Doudou Diop, 30 ans, originaire du Sénégal, risquait tout pour un dangereux voyage en bateau vers l’Europe. Il a parcouru 1 700 km depuis le Sénégal jusqu’aux îles Canaries, en Espagne.

Cette traversée de l’Atlantique a fait la une de l’actualité après qu’une organisation non gouvernementale a déclaré que trois bateaux avec au moins 300 personnes à bord avaient été portés disparus depuis le 27 juin.Je me suis rendu au point de départ, un village de pêcheurs isolé appelé Kafountine, dans le sud du Sénégal, pour enquêter.

C’est là que des centaines d’hommes partent chaque année à la recherche d’une vie meilleure en Europe.

Je suis tombé sur Doudou Diop, assis sur le porche de sa modeste maison sous une pluie d’orage, entouré de toutes les femmes de sa famille. »Nous sommes partis sans problème et nous avons réussi à aller jusqu’au Maroc », dit-il.

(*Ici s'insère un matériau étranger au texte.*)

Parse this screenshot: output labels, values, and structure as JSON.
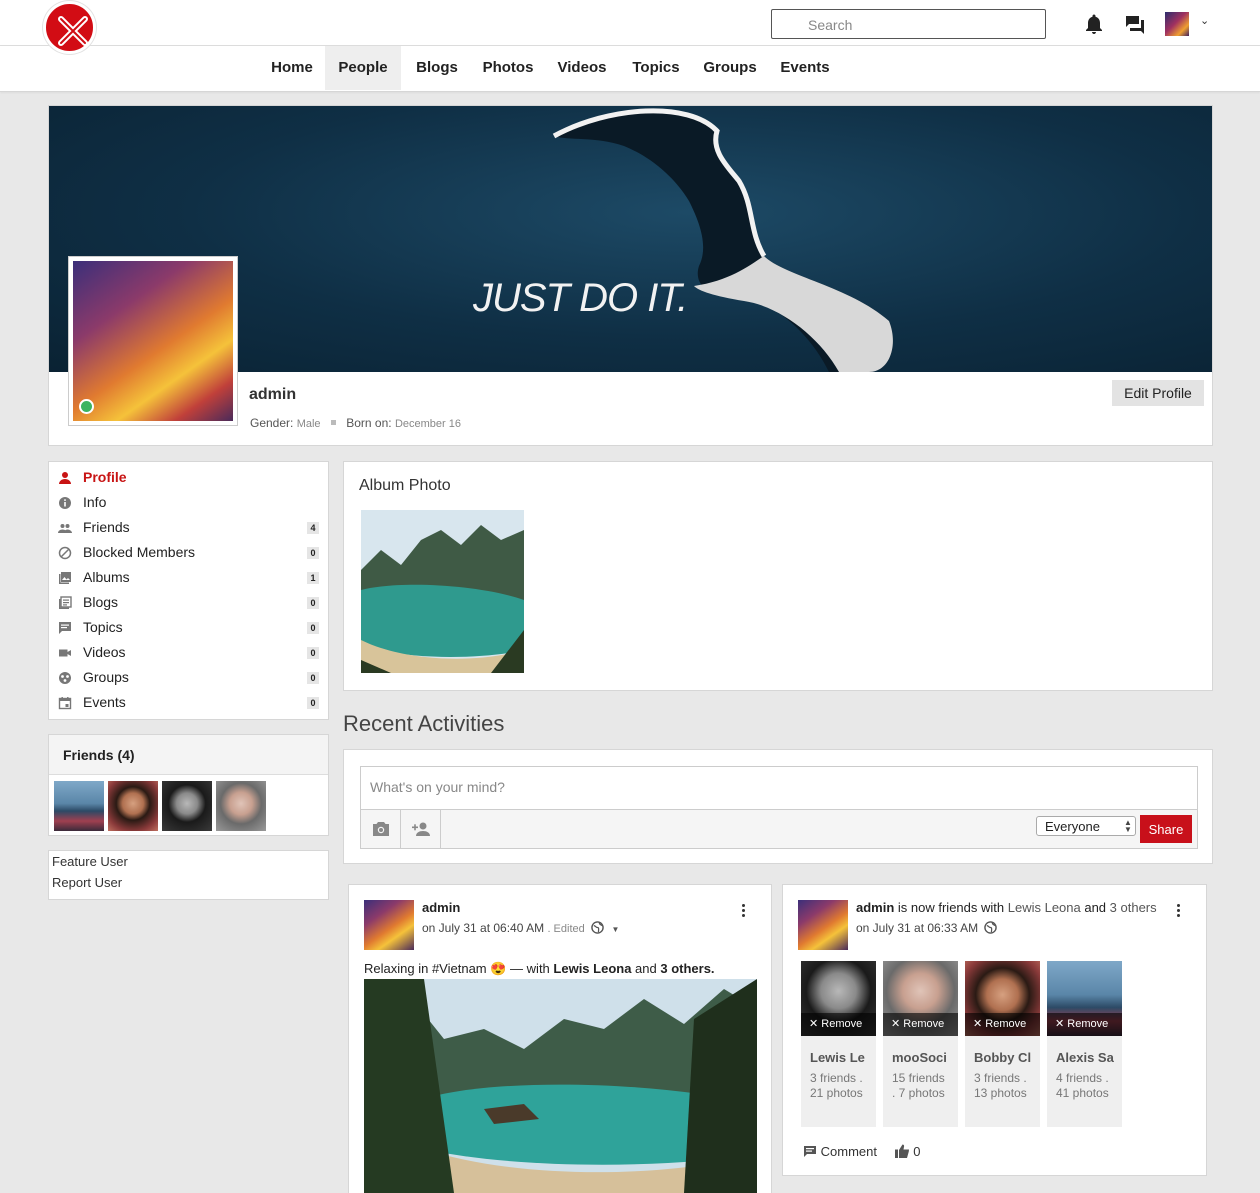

« Nous étions à 500 km des îles Canaries lorsque notre moteur s’est soudainement arrêté. Nous sommes tombés en panne d’essence et nous nous sommes retrouvés bloqués au milieu de l’océan, sans pouvoir continuer ».

Il raconte que les autorités marocaines ont recueilli les 140 personnes et les ont emmenées dans la ville portuaire la plus proche, Nouadhibou, en Mauritanie. »Ils ont relevé nos noms et nos pièces d’identité et nous ont mis dans des bus pour rentrer au Sénégal ».

Il avait disparu depuis une semaine et sa famille était soulagée de le retrouver vivant.

Il n’est pas certain que le bateau sur lequel il se trouvait ait été mentionné dans des déclarations ou des communiqués de presse.

Entre-temps, une querelle a éclaté entre le gouvernement sénégalais et une organisation de réfugiés appelée « Walking Borders » au sujet du nombre de migrants potentiellement perdus en mer.

Fureur des médias
La fondatrice de Walking Borders, Helena Maleno, a commencé à tirer la sonnette d’alarme le 9 juillet.

Elle a déclaré avoir contacté les autorités sénégalaises, mauritaniennes, marocaines et espagnoles pour leur demander de se joindre aux recherches des navires disparus.

Les autorités espagnoles ont secouru 86 migrants d’un bateau dérivant au large des îles Canaries lors d’une mission de recherche de l’un des « trois » bateaux disparus.

Le ministère sénégalais des affaires étrangères a ensuite publié un communiqué.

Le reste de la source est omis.